A team of scientists, including four at Johns Hopkins,
has discovered two new subatomic particles, rare but
important relatives of the familiar, commonplace proton and
neutron.
Named "Sigma-sub-b" particles, the two exotic and
incredibly quick to decompose particles are like rare
jewels mined from mountains of data, said team leader Petar
Maksimovic, assistant professor of physics and astronomy
in the university's Krieger School of Arts and Sciences.
"These particles are members of what we call the
'baryonic' family, so-called for the Greek word barysâ
which means heavy," Maksimovic said. "Baryons are particles
that contain three quarks, which are the fundamental
building blocks of matter."
The simplest baryons are the proton and neutron, which
make up the nuclei of atoms of ordinary matter.
"These newest members of that family are unstable and
ephemeral, but they help us to understand the forces that
bind quarks together into matter," Maksimovic said.
Containing the second-heaviest quark — called
"the bottom quark" — the new particles are the
heaviest baryons found yet, heavier even than a complete
helium atom, which has two protons, though lighter than a
lithium atom, which has three.
How rare is Sigma-sub-b? The team combed through a
hundred trillion proton-antiproton collisions at the
Tevatron, the world's most powerful particle accelerator,
to find about 240 Sigma-sub-b candidates, Maksimovic said.
The new particles are extremely short-lived, decaying
within a tiny fraction of a second.
"Little by little, we are compiling an ever-clearer
picture of how quarks build matter and how subatomic forces
hold quarks together and tear them apart," said Maksimovic,
who noted that the discovery — confirming the
expectation of theorists that Sigma-sub-b particles exist
— helps complete the so-called "periodic table of
baryons."
There are six different types of quarks: up, down,
strange, charm, bottom and top (u, d, s, c, b and t). One
of the new baryons discovered by the CDF experiment is made
of two up quarks and one bottom quark (u-u-b), the other of
two down quarks and a bottom quark (d-d-b). For comparison,
protons are u-u-d combinations, while neutrons are
d-d-u.
The Tevatron collider helped the team of physicists
re-create the conditions present in the early formation of
the universe, reproducing the exotic matter that was
abundant in the moments after the big bang. While the
matter around us is constructed with only up and down
quarks, exotic matter contains other quarks as well,
according to Maksimovic.
The Tevatron is located at the Department of Energy's
Fermi National Accelerator Laboratory, also known as
Fermilab, in Batavia, Ill. Led by Maksimovic, the team
included Johns Hopkins graduate student Jennifer Pursley,
former undergraduate student Michael Schmidt and
postdoctoral fellow Matthew Martin, along with five other
scientists from Fermilab and the University of New Mexico.
All are members of the collaboration of 700 physicists
working on the CDF detector at Fermilab.
The Tevatron accelerates protons and antiprotons close
to the speed of light and makes them collide.
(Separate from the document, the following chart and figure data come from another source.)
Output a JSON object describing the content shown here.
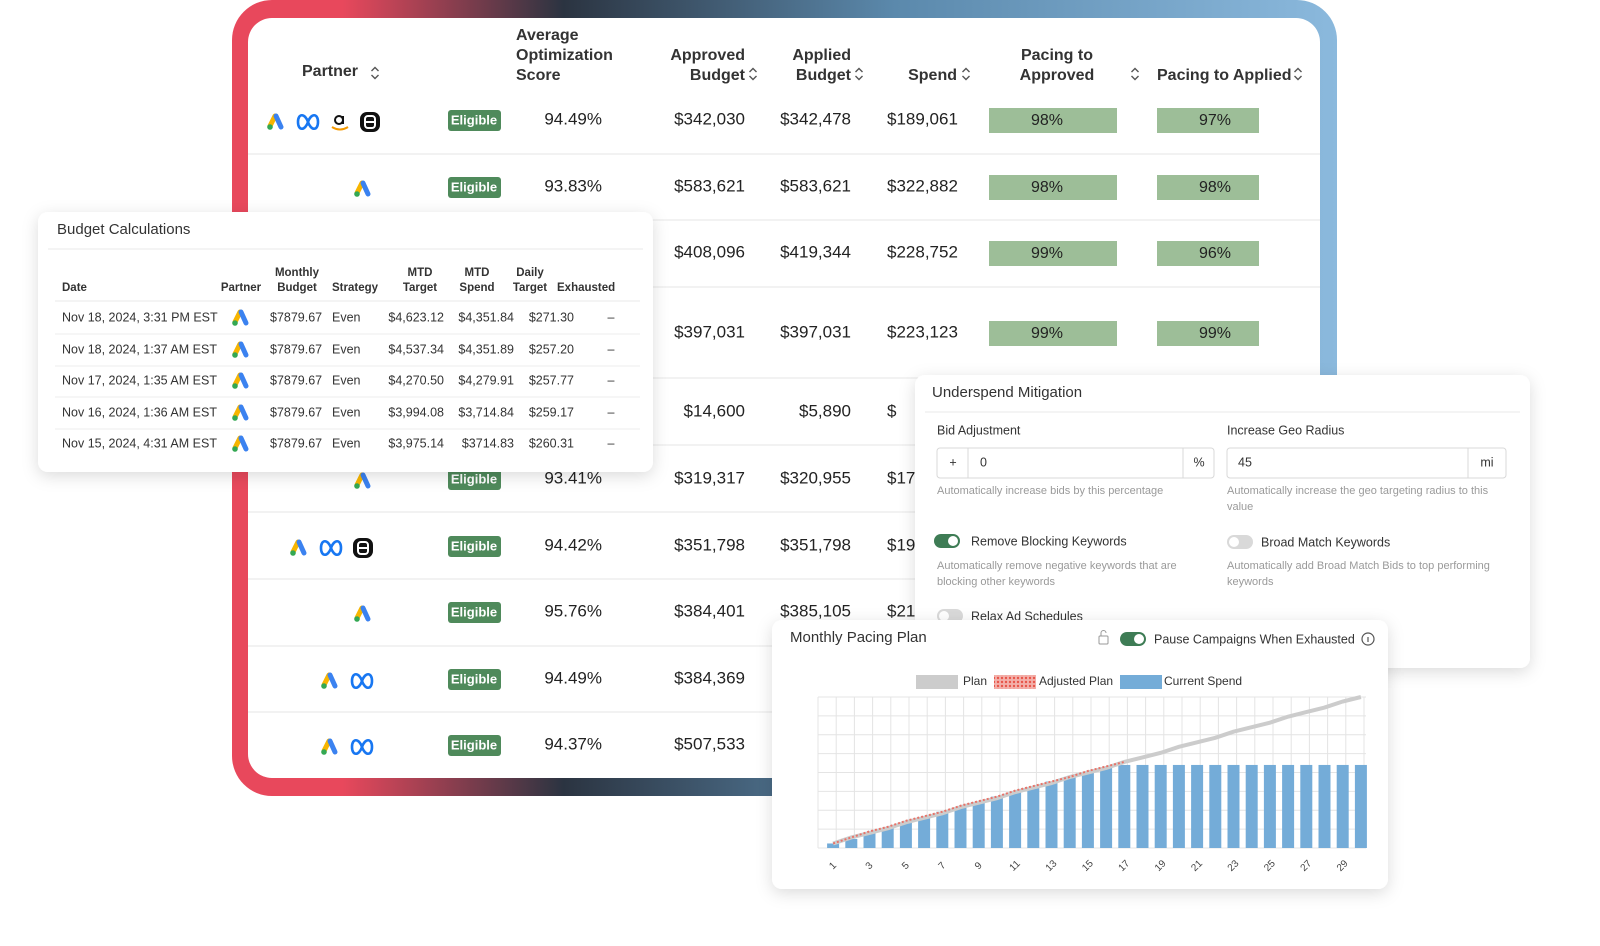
{
  "table": {
    "headers": [
      [
        "Partner"
      ],
      [
        "Average",
        "Optimization",
        "Score"
      ],
      [
        "Approved",
        "Budget"
      ],
      [
        "Applied",
        "Budget"
      ],
      [
        "Spend"
      ],
      [
        "Pacing to",
        "Approved"
      ],
      [
        "Pacing to Applied"
      ]
    ],
    "rows": [
      {
        "badge": "Eligible",
        "score": "94.49%",
        "approved": "$342,030",
        "applied": "$342,478",
        "spend": "$189,061",
        "pacing_approved": "98%",
        "pacing_applied": "97%"
      },
      {
        "badge": "Eligible",
        "score": "93.83%",
        "approved": "$583,621",
        "applied": "$583,621",
        "spend": "$322,882",
        "pacing_approved": "98%",
        "pacing_applied": "98%"
      },
      {
        "approved": "$408,096",
        "applied": "$419,344",
        "spend": "$228,752",
        "pacing_approved": "99%",
        "pacing_applied": "96%"
      },
      {
        "approved": "$397,031",
        "applied": "$397,031",
        "spend": "$223,123",
        "pacing_approved": "99%",
        "pacing_applied": "99%"
      },
      {
        "approved": "$14,600",
        "applied": "$5,890",
        "spend": "$"
      },
      {
        "badge": "Eligible",
        "score": "93.41%",
        "approved": "$319,317",
        "applied": "$320,955",
        "spend": "$17"
      },
      {
        "badge": "Eligible",
        "score": "94.42%",
        "approved": "$351,798",
        "applied": "$351,798",
        "spend": "$19"
      },
      {
        "badge": "Eligible",
        "score": "95.76%",
        "approved": "$384,401",
        "applied": "$385,105",
        "spend": "$21"
      },
      {
        "badge": "Eligible",
        "score": "94.49%",
        "approved": "$384,369"
      },
      {
        "badge": "Eligible",
        "score": "94.37%",
        "approved": "$507,533"
      }
    ]
  },
  "budget": {
    "title": "Budget Calculations",
    "headers": [
      [
        "Date"
      ],
      [
        "Partner"
      ],
      [
        "Monthly",
        "Budget"
      ],
      [
        "Strategy"
      ],
      [
        "MTD",
        "Target"
      ],
      [
        "MTD",
        "Spend"
      ],
      [
        "Daily",
        "Target"
      ],
      [
        "Exhausted"
      ]
    ],
    "rows": [
      [
        "Nov 18, 2024, 3:31 PM EST",
        "$7879.67",
        "Even",
        "$4,623.12",
        "$4,351.84",
        "$271.30",
        "–"
      ],
      [
        "Nov 18, 2024, 1:37 AM EST",
        "$7879.67",
        "Even",
        "$4,537.34",
        "$4,351.89",
        "$257.20",
        "–"
      ],
      [
        "Nov 17, 2024, 1:35 AM EST",
        "$7879.67",
        "Even",
        "$4,270.50",
        "$4,279.91",
        "$257.77",
        "–"
      ],
      [
        "Nov 16, 2024, 1:36 AM EST",
        "$7879.67",
        "Even",
        "$3,994.08",
        "$3,714.84",
        "$259.17",
        "–"
      ],
      [
        "Nov 15, 2024, 4:31 AM EST",
        "$7879.67",
        "Even",
        "$3,975.14",
        "$3714.83",
        "$260.31",
        "–"
      ]
    ]
  },
  "underspend": {
    "title": "Underspend Mitigation",
    "bid": {
      "label": "Bid Adjustment",
      "prefix": "+",
      "value": "0",
      "suffix": "%",
      "help": [
        "Automatically increase bids by this percentage"
      ]
    },
    "geo": {
      "label": "Increase Geo Radius",
      "value": "45",
      "suffix": "mi",
      "help": [
        "Automatically increase the geo targeting radius to this",
        "value"
      ]
    },
    "toggles": [
      {
        "label": "Remove Blocking Keywords",
        "on": true,
        "help": [
          "Automatically remove negative keywords that are",
          "blocking other keywords"
        ]
      },
      {
        "label": "Broad Match Keywords",
        "on": false,
        "help": [
          "Automatically add Broad Match Bids to top performing",
          "keywords"
        ]
      },
      {
        "label": "Relax Ad Schedules",
        "on": false
      }
    ]
  },
  "chart_data": {
    "type": "bar",
    "title": "Monthly Pacing Plan",
    "toggle": {
      "label": "Pause Campaigns When Exhausted",
      "on": true
    },
    "categories": [
      "1",
      null,
      "3",
      null,
      "5",
      null,
      "7",
      null,
      "9",
      null,
      "11",
      null,
      "13",
      null,
      "15",
      null,
      "17",
      null,
      "19",
      null,
      "21",
      null,
      "23",
      null,
      "25",
      null,
      "27",
      null,
      "29",
      null
    ],
    "ylim": [
      0,
      100
    ],
    "series": [
      {
        "name": "Plan",
        "color": "#cccccc",
        "type": "line",
        "values": [
          3,
          7,
          10,
          13,
          17,
          20,
          23,
          27,
          30,
          33,
          37,
          40,
          43,
          47,
          50,
          53,
          57,
          60,
          63,
          67,
          70,
          73,
          77,
          80,
          83,
          87,
          90,
          93,
          97,
          100
        ]
      },
      {
        "name": "Adjusted Plan",
        "color": "#e8746a",
        "type": "line",
        "values": [
          3,
          7,
          11,
          14,
          18,
          21,
          24,
          28,
          31,
          34,
          38,
          41,
          44,
          47,
          51,
          54,
          57,
          null,
          null,
          null,
          null,
          null,
          null,
          null,
          null,
          null,
          null,
          null,
          null,
          null
        ]
      },
      {
        "name": "Current Spend",
        "color": "#74acd8",
        "type": "bar",
        "values": [
          3,
          6,
          10,
          13,
          17,
          20,
          24,
          27,
          30,
          34,
          37,
          40,
          44,
          47,
          50,
          53,
          55,
          55,
          55,
          55,
          55,
          55,
          55,
          55,
          55,
          55,
          55,
          55,
          55,
          55
        ]
      }
    ]
  }
}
In the
collisions, energy transforms into mass, according to
Einstein's famous equation E=mc2. The odds of producing
bottom quarks — which in turn transform into the
Sigma-sub-b, according to the laws of quantum physics
— are extremely low. But scientists were able to beat
the low odds by producing billions of collisions in the
Tevatron each second.
CDF co-spokesman Rob Roser, of Fermilab, said, "It's
amazing that scientists can build a particle accelerator
that produces this many collisions, and equally amazing
that the CDF collaboration was able to develop a particle
detector that can measure them all. We are confident," he
said, "that our data hold the secret to even more
discoveries that we will find with time."
CDF is an international experiment of 700 physicists
from 61 institutions and 13 countries. It is supported by
the Department of Energy, the National Science Foundation
and a number of international funding agencies. Using the
Tevatron, the CDF and DZero collaborations at Fermilab
discovered the top quark, the final and most massive quark,
in 1995.
Fermilab is a national laboratory funded by the Office
of Science of the U.S. Department of Energy, operated under
contract by Universities Research Association.